Putu Sucahyadi menjelaskan, pembahasan ini juga menjadi bagian prosedur dalam pembangunan. Sebelum nantinya masuk ke proses pelelangan untuk dilakukan pembangunan fisik, seperti terminal dan sarana lainnya. “Ini persyaratan masuk lelang untuk pembangunan lelang pembangunan fisik,” ujarnya.

 

Sementara itu, Plt Bupati Purbalingga Dyah Hayuning Pratiwi melalui Kepala Dinas Perhubungan, Imam Wahyudi menyampaikan, untuk kapasitas Pemkab, saat ini sudah diselesaikan pembangunan jalan tembus dari Jalan Raya Tidu menuju bandara. “Jalan tembus dari Tidu ke bandara, untuk masuk ke terminal sudah,” kata Imam.

 

Diketahui, BJBS merupakan bandara militer yang nantinya juga akan menjadi bandara komersial. Oleh karenanya, akses masuk nantinya juga akan dipisah, untuk yang komersial dan kepentingan militer. “Jadi dipisahkan untuk kepentingan sipil dan militer. Nanti untuk komersial masuknya sana (Jalan tembus Tidu, red),” ujarnya.

 

Dia menambahkan, untuk tahun 2019 kewajiban Pemkab Purbalingga sudah tidak ada lagi. Selanjutnya, mulai menjadi tanggung jawab Pemprov Jawa Tengah. Pemkab hanya membantu soal pembebasan lahan.
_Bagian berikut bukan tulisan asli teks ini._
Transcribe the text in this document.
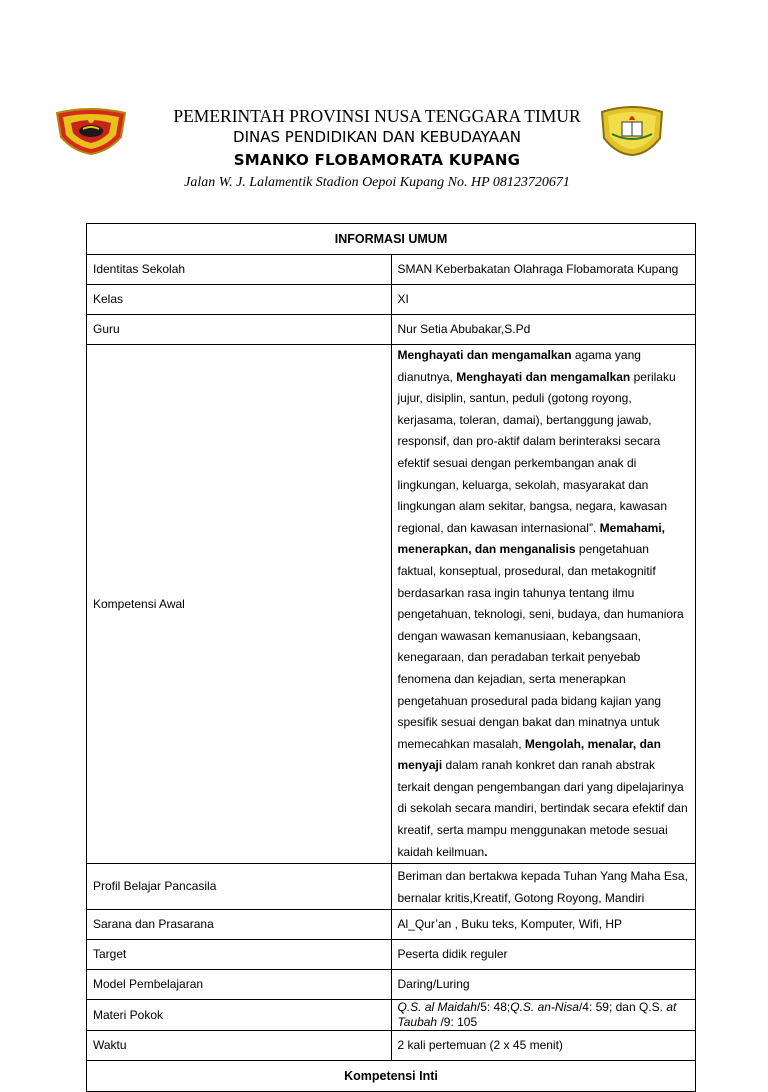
PEMERINTAH PROVINSI NUSA TENGGARA TIMUR
DINAS PENDIDIKAN DAN KEBUDAYAAN
SMANKO FLOBAMORATA KUPANG
Jalan W. J. Lalamentik Stadion Oepoi Kupang No. HP 08123720671
INFORMASI UMUM	
Identitas Sekolah	SMAN Keberbakatan Olahraga Flobamorata Kupang
Kelas	XI
Guru	Nur Setia Abubakar,S.Pd
Kompetensi Awal	Menghayati dan mengamalkan agama yang dianutnya, Menghayati dan mengamalkan perilaku jujur, disiplin, santun, peduli (gotong royong, kerjasama, toleran, damai), bertanggung jawab, responsif, dan pro-aktif dalam berinteraksi secara efektif sesuai dengan perkembangan anak di lingkungan, keluarga, sekolah, masyarakat dan lingkungan alam sekitar, bangsa, negara, kawasan regional, dan kawasan internasional”. Memahami, menerapkan, dan menganalisis pengetahuan faktual, konseptual, prosedural, dan metakognitif berdasarkan rasa ingin tahunya tentang ilmu pengetahuan, teknologi, seni, budaya, dan humaniora dengan wawasan kemanusiaan, kebangsaan, kenegaraan, dan peradaban terkait penyebab fenomena dan kejadian, serta menerapkan pengetahuan prosedural pada bidang kajian yang spesifik sesuai dengan bakat dan minatnya untuk memecahkan masalah, Mengolah, menalar, dan menyaji dalam ranah konkret dan ranah abstrak terkait dengan pengembangan dari yang dipelajarinya di sekolah secara mandiri, bertindak secara efektif dan kreatif, serta mampu menggunakan metode sesuai kaidah keilmuan.
Profil Belajar Pancasila	Beriman dan bertakwa kepada Tuhan Yang Maha Esa, bernalar kritis,Kreatif, Gotong Royong, Mandiri
Sarana dan Prasarana	Al_Qur’an , Buku teks, Komputer, Wifi, HP
Target	Peserta didik reguler
Model Pembelajaran	Daring/Luring
Materi Pokok	Q.S. al Maidah/5: 48;Q.S. an-Nisa/4: 59; dan Q.S. at Taubah /9: 105
Waktu	2 kali pertemuan (2 x 45 menit)
Kompetensi Inti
Baik untuk penambahan lintasan maupun untuk sarana pendukung lain.

 

“Kalau 2019 ini sudah selesai, selanjutnya dari Pemprov Jawa Tengah. Pembebasan lahan air strip dan landasaan. Untuk saat ini landasan 1600 sudah, juga sudah yang run away 1600. Provinsi juga sudah survey ke sini, terkait air strip yang 3000 meter,” katanya.

 

Plt Bupati Purbalingga, Dyah Hayuning Pratiwi berharap pembangunan Bandara Jenderal Besar Soedirman bisa menjadi sumbu yang memicu perekonomian di Purbalingga, terutama sektor pariwisata. Purbalingga mesti berbenah untuk menjadi destinasi wisata nasional, bahkan dunia.

 

Masyarakat Purbalingga diminta bukan hanya menjadi penonton saja namun bisa mendapatkan manfaatnya. Utamanya dalam mengembangkan Purbalingga sebagai tujuan wisata baik dalam negeri maupun luar negeri. (amin@satelitpost.com)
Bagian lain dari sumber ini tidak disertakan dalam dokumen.